残りの2分の1で拠点スポーツ施設整備やスポーツ振興事業を
行ったり、別に新設するスポーツ院の年金給付の助成を行う。
《以上の仕組みで3000億円の売上が見込める。
払戻金が50%で1500億円、経費を10%として300億円、
国庫納付金及びスポーツ助成金に各600億円を当て込む》
《参考:競輪競馬等の公営競技の払戻金割合は75%。
:当籤確率については。ジャンボ宝クジは250万分の1、
競馬は153万分の1
これに対しサッカークジは100万分の1程度に押さえる予定。

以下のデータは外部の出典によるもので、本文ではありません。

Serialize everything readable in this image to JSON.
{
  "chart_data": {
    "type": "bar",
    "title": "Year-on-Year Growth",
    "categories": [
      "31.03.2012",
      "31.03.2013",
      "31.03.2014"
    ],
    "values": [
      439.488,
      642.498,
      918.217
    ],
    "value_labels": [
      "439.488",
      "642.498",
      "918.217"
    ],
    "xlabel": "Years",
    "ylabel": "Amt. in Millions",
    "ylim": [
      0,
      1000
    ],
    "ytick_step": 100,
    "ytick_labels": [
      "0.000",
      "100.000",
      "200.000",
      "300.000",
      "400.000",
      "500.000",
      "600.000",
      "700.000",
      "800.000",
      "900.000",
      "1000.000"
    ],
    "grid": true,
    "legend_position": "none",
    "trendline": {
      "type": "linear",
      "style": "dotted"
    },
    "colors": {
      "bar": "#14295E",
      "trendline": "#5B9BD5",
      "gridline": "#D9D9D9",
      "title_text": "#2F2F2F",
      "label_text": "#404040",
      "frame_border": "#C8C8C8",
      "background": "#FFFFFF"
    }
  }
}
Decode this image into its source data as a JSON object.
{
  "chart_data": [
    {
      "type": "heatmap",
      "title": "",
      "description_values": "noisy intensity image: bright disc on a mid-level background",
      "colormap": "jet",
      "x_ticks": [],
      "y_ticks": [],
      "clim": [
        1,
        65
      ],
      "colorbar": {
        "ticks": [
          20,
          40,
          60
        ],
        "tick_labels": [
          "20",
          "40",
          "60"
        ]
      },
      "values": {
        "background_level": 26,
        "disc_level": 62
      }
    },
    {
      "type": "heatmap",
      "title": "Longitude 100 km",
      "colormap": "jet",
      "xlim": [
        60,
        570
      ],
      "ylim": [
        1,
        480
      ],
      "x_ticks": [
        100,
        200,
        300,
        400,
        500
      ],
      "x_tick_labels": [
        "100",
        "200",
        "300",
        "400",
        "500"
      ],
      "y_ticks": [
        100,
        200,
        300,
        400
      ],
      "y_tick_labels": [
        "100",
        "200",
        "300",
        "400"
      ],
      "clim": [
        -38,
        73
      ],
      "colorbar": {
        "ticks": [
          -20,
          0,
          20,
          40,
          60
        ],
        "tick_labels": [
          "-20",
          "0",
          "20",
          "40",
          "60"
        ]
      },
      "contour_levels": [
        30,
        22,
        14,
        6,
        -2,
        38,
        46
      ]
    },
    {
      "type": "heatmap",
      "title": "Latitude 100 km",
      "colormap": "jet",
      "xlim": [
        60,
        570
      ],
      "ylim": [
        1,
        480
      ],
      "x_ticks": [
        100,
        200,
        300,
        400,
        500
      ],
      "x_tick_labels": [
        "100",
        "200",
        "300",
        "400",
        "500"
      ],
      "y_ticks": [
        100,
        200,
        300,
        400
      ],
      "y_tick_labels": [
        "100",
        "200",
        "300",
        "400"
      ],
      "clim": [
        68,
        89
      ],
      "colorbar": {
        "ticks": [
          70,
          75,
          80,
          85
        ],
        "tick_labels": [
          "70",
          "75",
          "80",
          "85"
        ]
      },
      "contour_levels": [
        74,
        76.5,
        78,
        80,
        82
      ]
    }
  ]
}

》
3 法案に反対する理由
(1) サッカーは青少年に非常に人気のあるスポーツ。
18才以下購入禁止と規定してもその実効性に期待はもてず、
やがて子どもたちはギャンブルに汚染されて行くに違いない。
新たな「いじめ」の種となる恐れもある。
教育的見地から言って法案に反対である。
(2) スポーツの人気に栄枯盛衰はつきもの。
巨大機構を作ってまで振興する必要が果たしてあるか。
サッカー人気が下火になりクジの売れ行きが下降したとき、
機構の運営自体に巨額の赤字が発生するかもしれない。
先頃特殊法人の見直しをしたばかり。
行革の趣旨に逆行する。
(3) スポーツは本来自由な世界。
助成金の分配名目で、必ずスポーツの中央集権的支配が進む。
スポーツの自主的な発展を阻害する事になるので反対。
4 法案の進捗状況
さきがけの過半数の議員は反対。
自は文教部会はクリア、次の政策審議会もクリア。
社も文教部会は了解。しかし、その後さきがけの影響もあり
自社の最終決断までは行っていない。